General Comments  Copyrighted Redistributable Material  Public Domain Works  Sacred Text Markup Language 

General Comments

I am always looking for new and unique material to add to the Internet Sacred Text Archive (ISTA). The ISTA is a repository for public domain and redistributable etexts on the subjects of:

World Religion, including scriptures and historical material.

Traditional beliefs of Africa, Native America, Australia, and the Pacific.

Folklore and Fairytales

Mythology and Legends

Esoteric and Occult

No compensation is offered for volunteers, just bragging rights and worldwide exposure. The material submitted is posted at the site for permanent free download by anyone with a web connection. I reserve the right to reject any submission or to remove the submission at any time without notice.

Important: if you want to work on a project for the archive, please email me about your plans before starting. This is so that we can avoid duplicate projects and ensure that you understand the archives' procedures for adding new content to the site. Otherwise you may expend a lot of labor on a file that we can't post, or have to go back and do additional work on it.

To volunteer to create etexts, you will need to have access to or obtain 1) a flat-bed scanner 2) OCR software (e.g. OmniPage) and 3) word processing software which can edit HTML files and perform spell checking (e.g. Microsoft Word). You will also be responsible for obtaining the book which you will be scanning, either by checking it out from a library or by purchasing a copy. I will assist in clearing the copyright, but you need to have the time, skills and resources to finish the project on your own, without a lot of handholding.

Note that donated etexts may be cross-posted (i.e., 'stolen') by other sites without notice to sacred-texts or the originator of the etext, or converted for submission to Project Gutenberg. I make no attempt to prevent these uses of material at the site and actually encourage it. While I give attribution to volunteers in the etext and in the on-site bibliography, I can't guarantee that attribution will be provided by other sites.

The file, if based on public domain material, will be included on the next version of the ISTA CD-ROM. This CD-ROM is sold to defray costs of the site, currently in the middle four figures per year.

Texts must be in HTML or 7 or 8 bit ASCII. All graphics submitted must be in JPG format. All files submitted to the ISTA must either be verifiably in the public domain or bear a clear release from the author for unlimited reproduction.

I do not publish PDF files or other binary formats, and any HTML must be non-CSS based and without any JavaScript, or other 'moving parts'. I don't generally post material which occurs elsewhere on the Internet at stable, long term sites. I welcome contributions of compatible material from existing sites as a mirror site by special arrangement.

When submitting material for the ISTA, please compress it in the ZIP format and attach the ZIP file to an email sent to this address.

Formatting

There are three kinds of texts which are submitted to the ISTA.
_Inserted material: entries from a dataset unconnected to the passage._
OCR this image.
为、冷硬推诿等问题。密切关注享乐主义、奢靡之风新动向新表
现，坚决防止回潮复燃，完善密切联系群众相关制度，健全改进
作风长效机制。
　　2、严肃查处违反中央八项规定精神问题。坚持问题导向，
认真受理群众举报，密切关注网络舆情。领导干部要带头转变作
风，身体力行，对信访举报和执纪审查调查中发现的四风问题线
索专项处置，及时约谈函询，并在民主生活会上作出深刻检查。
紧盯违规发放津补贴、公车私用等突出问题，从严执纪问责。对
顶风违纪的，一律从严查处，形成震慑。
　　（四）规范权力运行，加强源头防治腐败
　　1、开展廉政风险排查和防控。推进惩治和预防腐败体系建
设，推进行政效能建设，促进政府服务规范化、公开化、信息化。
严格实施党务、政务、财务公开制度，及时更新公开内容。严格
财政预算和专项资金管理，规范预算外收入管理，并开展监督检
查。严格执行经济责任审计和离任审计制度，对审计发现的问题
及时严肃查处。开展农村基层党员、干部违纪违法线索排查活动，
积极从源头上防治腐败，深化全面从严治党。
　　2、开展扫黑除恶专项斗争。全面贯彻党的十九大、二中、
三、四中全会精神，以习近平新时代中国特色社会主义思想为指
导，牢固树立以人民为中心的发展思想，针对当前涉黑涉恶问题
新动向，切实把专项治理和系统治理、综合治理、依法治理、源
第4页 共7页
I. Copyrighted Redistributable Material

ISTA has several specialized archives on the following subjects for which it is accepting submissions of articles. This includes:

Internet Book of Shadows
Zen Buddhism
Tibetan Buddhism
the UFO files

These are repositories of copyrighted but redistributable articles, for which ISTA is soliciting new and compatible articles.

Material submitted can be short or long articles on these topics.

Please include an explicit release in your submission, such as:

Copyright (c), 2003, Your Name Here. This article may be reproduced for non-commercial purposes, providing that this original copyright notice stays in place at all times.

I will add some navigational links at the top of your file and possibly do some minor formatting on it, but otherwise leave it intact.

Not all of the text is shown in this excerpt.